Pour sa part, l'État nicaraguayen n'a pas été en mesure de répondre aux demandes des communautés indigènes en ce qui concerne la réalisation du processus d'attribution des titres fonciers indigènes. En tant que tel, il est déjà devenu un modèle de conflit social prolongé. Les différences entre les autochtones et les colons sont ontologiques et donc non négociables. Pour les communautés indigènes, il s'agit même d'une question de vie ou de mort, car sans territoire, il n'y a pas de vie. Même le conflit est difficile à résoudre car la loi elle-même interdit la négociation des terres indigènes.

Dans Resolución de conflictos. La prevención, gestión y transformación de conflictos letales  les chercheurs Oliver Ramsbotahm, Tom Woodhouse et Hugh Miall soulignent : « La plupart des États qui connaissent des conflits prolongés ont tendance à être caractérisés par des gouvernements incompétents, bornés, fragiles et autoritaires, incapables de répondre aux besoins humains ». Cette définition décrit parfaitement le refus de l'État nicaraguayen de dialoguer avec les parties en conflit. Même les indigènes ont appelé au dialogue à maintes reprises parce qu'ils considèrent que le dialogue est fondamental pour la résolution de ces conflits.

En l'absence de réponse de l'exécutif, la voie judiciaire devrait être le moyen le plus pratique de résoudre le conflit. Cependant, cela ne fonctionne pas non plus, étant donné que l'État nicaraguayen a des intérêts économiques sur la côte caraïbe. Par conséquent, l'outil le plus utile serait le dialogue entre les deux parties, mais il y a deux obstacles : d'une part, les indigènes ont besoin de conserver le territoire pour sauvegarder leur identité relationnelle avec la nature ; d'autre part, comme nous l'avons dit, la loi elle-même l'interdit.

Comme on peut le constater, l'État nicaraguayen fait partie du problème et ne peut donc pas être un médiateur. Une alternative possible serait la participation d'un tiers international : il existe des procédures spéciales pour les affaires indigènes aux Nations Unies qui pourraient faciliter le dialogue entre l'État et les peuples indigènes. D'autre part, les communautés indigènes, conseillées par les ONG, pourraient entamer des pourparlers bilatéraux avec l'État, à condition que les deux parties fassent preuve d'ouverture et de volonté.

La communauté Mayangna, située dans la réserve de biosphère de Bosawas. Photo : Alba Sud Fotografía / Alan Ramírez Zelaya

 

La paix comme chemin vers la liberté

 

Parmi les solutions possibles au conflit foncier, il y a la possibilité de promouvoir une réforme agraire qui favorise la paysannerie et lui permette de se réinstaller dans d'autres zones non indigènes. Une autre solution consisterait à établir des accords contractuels permettant aux colons de rester sur les terres indigènes à condition qu'ils respectent les droits de propriété des communautés. De cette manière, des tiers auraient la possibilité d'occuper ces terres en tant que locataires et non en tant que propriétaires (comme ils ont essayé de le faire jusqu'à présent).

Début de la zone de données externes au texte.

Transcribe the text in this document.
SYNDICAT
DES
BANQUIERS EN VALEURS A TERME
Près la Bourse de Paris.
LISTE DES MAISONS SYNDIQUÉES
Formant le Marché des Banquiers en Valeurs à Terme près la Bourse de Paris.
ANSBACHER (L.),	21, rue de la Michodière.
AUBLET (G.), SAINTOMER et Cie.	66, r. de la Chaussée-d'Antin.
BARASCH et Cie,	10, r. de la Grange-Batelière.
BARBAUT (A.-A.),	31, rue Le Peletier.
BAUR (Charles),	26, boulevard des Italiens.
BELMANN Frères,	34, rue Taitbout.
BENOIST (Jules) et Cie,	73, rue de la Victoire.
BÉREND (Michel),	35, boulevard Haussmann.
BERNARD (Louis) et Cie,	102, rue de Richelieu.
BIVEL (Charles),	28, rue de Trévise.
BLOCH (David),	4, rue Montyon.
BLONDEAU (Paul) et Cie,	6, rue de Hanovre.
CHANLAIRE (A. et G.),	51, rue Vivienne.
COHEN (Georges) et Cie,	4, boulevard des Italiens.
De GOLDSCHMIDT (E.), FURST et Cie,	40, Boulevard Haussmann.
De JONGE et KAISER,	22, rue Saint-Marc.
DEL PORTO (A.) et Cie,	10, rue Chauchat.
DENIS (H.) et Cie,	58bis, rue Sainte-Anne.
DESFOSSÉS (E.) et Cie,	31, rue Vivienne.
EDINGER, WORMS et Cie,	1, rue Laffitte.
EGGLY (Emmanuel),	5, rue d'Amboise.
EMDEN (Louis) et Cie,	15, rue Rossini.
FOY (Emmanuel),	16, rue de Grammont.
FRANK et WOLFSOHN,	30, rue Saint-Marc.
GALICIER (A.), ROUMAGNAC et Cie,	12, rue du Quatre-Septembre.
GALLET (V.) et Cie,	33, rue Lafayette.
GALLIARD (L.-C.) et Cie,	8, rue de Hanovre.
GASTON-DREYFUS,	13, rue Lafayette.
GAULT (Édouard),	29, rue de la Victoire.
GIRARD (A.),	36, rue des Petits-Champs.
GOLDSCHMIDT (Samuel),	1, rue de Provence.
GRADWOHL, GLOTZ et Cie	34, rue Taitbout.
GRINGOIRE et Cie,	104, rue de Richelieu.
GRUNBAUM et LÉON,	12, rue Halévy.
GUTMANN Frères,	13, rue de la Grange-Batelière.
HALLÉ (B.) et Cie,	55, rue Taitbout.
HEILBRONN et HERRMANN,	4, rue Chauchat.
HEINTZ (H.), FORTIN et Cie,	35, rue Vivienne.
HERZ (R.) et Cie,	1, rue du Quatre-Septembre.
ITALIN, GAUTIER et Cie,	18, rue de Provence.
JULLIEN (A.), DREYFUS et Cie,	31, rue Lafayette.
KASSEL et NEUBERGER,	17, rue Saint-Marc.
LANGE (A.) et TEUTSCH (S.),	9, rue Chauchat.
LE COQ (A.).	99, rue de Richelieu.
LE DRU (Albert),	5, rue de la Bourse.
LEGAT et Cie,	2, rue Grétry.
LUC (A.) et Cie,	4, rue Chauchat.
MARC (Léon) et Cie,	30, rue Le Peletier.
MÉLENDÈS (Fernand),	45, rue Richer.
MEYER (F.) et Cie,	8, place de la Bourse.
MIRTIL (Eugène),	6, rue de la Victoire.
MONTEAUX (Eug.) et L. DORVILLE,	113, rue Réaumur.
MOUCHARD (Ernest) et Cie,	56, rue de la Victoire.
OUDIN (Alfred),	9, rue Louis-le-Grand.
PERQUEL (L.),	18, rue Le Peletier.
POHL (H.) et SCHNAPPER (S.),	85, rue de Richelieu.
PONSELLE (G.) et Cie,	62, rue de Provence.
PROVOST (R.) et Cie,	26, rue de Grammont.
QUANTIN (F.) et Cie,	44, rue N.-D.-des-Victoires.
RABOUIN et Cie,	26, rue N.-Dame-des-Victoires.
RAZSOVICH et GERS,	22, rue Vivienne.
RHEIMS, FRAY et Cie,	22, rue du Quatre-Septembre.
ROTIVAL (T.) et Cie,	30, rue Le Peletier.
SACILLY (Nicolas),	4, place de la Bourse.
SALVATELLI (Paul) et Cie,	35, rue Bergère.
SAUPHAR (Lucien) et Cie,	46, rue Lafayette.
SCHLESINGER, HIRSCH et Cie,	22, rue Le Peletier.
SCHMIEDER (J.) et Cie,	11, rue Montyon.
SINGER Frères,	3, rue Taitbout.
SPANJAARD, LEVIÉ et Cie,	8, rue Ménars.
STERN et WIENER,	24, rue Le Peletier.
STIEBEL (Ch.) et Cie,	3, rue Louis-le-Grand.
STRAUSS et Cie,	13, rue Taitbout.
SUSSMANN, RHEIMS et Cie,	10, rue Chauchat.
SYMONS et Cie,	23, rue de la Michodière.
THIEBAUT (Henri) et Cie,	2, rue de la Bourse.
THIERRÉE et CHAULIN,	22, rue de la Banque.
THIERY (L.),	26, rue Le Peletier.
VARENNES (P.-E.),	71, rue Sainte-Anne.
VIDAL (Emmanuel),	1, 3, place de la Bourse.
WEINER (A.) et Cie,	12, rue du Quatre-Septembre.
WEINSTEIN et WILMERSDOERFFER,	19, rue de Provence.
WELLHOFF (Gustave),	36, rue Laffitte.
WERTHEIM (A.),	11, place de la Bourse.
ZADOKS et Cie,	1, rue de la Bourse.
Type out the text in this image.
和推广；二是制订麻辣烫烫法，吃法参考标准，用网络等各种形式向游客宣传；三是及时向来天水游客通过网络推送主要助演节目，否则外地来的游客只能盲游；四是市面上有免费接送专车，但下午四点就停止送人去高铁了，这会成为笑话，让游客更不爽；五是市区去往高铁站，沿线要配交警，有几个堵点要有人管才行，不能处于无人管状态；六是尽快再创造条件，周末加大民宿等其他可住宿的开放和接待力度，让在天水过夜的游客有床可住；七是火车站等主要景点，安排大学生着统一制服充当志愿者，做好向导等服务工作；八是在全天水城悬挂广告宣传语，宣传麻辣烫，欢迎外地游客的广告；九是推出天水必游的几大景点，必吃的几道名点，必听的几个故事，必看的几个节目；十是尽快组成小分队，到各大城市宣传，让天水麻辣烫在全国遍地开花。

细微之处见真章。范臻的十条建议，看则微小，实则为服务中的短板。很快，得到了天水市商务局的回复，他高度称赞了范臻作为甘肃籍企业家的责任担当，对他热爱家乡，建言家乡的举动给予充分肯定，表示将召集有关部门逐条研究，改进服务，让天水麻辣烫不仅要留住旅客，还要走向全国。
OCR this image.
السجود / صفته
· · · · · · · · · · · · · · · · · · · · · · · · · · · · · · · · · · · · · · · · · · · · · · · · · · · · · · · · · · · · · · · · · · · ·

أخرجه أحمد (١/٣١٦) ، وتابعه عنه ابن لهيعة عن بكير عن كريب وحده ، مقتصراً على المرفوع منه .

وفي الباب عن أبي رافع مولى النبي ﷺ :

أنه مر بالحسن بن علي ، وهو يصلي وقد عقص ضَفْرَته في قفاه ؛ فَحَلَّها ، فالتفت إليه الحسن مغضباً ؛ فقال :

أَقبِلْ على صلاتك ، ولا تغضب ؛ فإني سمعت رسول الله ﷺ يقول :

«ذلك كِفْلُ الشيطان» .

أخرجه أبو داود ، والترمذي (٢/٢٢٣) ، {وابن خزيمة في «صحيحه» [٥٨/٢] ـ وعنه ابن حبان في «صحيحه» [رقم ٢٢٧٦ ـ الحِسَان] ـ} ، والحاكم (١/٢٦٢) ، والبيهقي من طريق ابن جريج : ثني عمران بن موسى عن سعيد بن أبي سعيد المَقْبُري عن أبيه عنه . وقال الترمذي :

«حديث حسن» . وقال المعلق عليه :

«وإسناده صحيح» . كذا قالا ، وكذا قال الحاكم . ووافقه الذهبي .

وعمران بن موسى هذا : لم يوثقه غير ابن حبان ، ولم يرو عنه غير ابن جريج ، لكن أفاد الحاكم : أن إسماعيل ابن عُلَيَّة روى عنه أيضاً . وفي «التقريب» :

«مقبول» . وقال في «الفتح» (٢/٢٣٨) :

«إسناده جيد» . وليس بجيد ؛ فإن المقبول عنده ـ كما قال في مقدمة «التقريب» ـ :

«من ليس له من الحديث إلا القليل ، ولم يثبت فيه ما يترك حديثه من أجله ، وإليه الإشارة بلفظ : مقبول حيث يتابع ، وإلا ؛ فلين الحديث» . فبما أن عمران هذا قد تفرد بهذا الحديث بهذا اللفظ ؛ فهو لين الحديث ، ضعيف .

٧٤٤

Comme nous l'avons déjà mentionné, les conflits auxquels sont confrontés les peuples indigènes du Nicaragua ont conduit à des niveaux de violence inquiétants. Un leader indigène Miskitu, dont nous tairons l'identité pour sa sécurité, explique que la paix est la liberté de décider de son propre destin, de ce que l'on fait et de ce que l'on ne fait pas : « Aujourd'hui, nous n'avons plus ces conditions. Nous ne pouvons plus nous rendre librement sur nos parcelles de terre. Nous ne pouvons plus choisir librement nos autorités, nous sommes divisés par des questions de partis politiques.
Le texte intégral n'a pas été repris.